Between June 20, 2012 and August 9, 2012, the cheese was sold to distributors for retailers and restaurants in California, Colorado, District of Columbia, Florida, Georgia, Illinois, Indiana, Maine, Maryland, Massachusetts, Montana, New Jersey, New Mexico, New York, Ohio, Oregon, Pennsylvania, Virginia, and Washington.
The CDC notes that the ricotta can have up to a four-month shelf life; thus, some consumers may still have it in their homes. Consumers who purchased recalled Frescolina brand ricotta salata cheese are advised not to eat it and to discard any remaining cheese. This is especially important for pregnant women, individuals with weakened immune systems, and seniors. The CDC advises: when in doubt, throw it out. The CDC notes that it will update the public on the progress of this investigation as information becomes available.
According to the CDC, listeriosis is an important public health problem in the United States. Listeria monocytogenes is commonly found in wild animals, domesticated animals, and in soil and water. The bacteria make many animals sick and commonly lead to miscarriage and stillbirth in domestic animals. Vegetables, meats, and other foods you eat can get infected with the bacteria if they come in contact with contaminated soil or manure. Raw milk or products made from raw milk may carry these bacteria.

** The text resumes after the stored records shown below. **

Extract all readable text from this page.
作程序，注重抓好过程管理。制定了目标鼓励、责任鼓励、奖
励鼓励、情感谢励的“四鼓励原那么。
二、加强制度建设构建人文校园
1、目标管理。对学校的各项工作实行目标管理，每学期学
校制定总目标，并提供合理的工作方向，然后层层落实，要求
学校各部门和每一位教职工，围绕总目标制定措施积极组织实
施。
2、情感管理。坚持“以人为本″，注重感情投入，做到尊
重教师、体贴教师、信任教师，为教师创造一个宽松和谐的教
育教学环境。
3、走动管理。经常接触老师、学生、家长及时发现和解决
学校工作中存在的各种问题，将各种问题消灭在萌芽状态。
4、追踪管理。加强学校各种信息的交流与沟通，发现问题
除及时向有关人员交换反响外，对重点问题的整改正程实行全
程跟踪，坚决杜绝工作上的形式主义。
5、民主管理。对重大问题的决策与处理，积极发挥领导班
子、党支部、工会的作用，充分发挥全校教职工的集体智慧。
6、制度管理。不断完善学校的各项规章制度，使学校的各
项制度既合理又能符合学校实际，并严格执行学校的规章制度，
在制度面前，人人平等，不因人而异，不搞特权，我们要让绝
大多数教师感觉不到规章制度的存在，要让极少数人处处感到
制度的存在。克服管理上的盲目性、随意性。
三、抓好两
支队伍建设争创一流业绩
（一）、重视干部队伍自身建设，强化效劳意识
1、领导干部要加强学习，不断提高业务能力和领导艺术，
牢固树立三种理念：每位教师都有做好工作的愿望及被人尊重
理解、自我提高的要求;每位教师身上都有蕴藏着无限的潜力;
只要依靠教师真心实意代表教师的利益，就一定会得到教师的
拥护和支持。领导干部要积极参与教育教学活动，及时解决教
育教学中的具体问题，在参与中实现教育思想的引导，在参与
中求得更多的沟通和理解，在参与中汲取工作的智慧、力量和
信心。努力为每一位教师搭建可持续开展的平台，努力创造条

If you eat the contaminated products, you may get sick. The bacteria most often cause a gastrointestinal illness. In some cases, you can develop a blood infection (septicemia) or inflammation of the covering of the brain (meningitis). Infection in early pregnancy generally leads to miscarriage. The bacteria may cross the placenta and infect the developing fetus. Infections in late pregnancy may lead to stillbirth or death of the infant within a few hours of birth. About half of infants infected at or near term will die.
- In infants, symptoms of listeriosis may be seen in the first few days of life and may include:
- Loss of appetite
- Respiratory distress (usually pneumonia)
- Skin rash
- Increased pressure inside the skull (due to meningitis) possibly causing suture separation
Late-appearing infection in the infant (symptoms appear age 5 days or older) and infection in children is often seen as meningitis.
In adults, the disease may take many forms depending on what organ or organ systems are infected. It may occur as meningitis, pneumonia, septicemia, and endocarditis, or in milder form as abscesses, skin lesion, and conjunctivitis.
If a pregnant woman becomes infected, it can lead to:
- Death of a newborn within a few hours of birth
Signs and tests:
Laboratory tests may be done to detect the bacteria in amniotic fluid, blood, feces, and urine. A cerebrospinal fluid (CSF) culture may be performed. There is no way, without testing, to know if meningitis is due to listeria or another cause.
Antibiotics are prescribed to kill the bacteria that are causing the infection.
Precautions for pregnant women:
- Pregnant women should avoid contact with wild and domestic animals. Listeria is well controlled in American food products, but food-associated outbreaks have occurred.
- Pregnant women should avoid consumption of soft cheeses, deli meats, and cold salads from salad bars. Foreign food products such as nonpasteurized soft cheeses have also been implicated in outbreaks of listeriosis. Food should always be adequately cooked.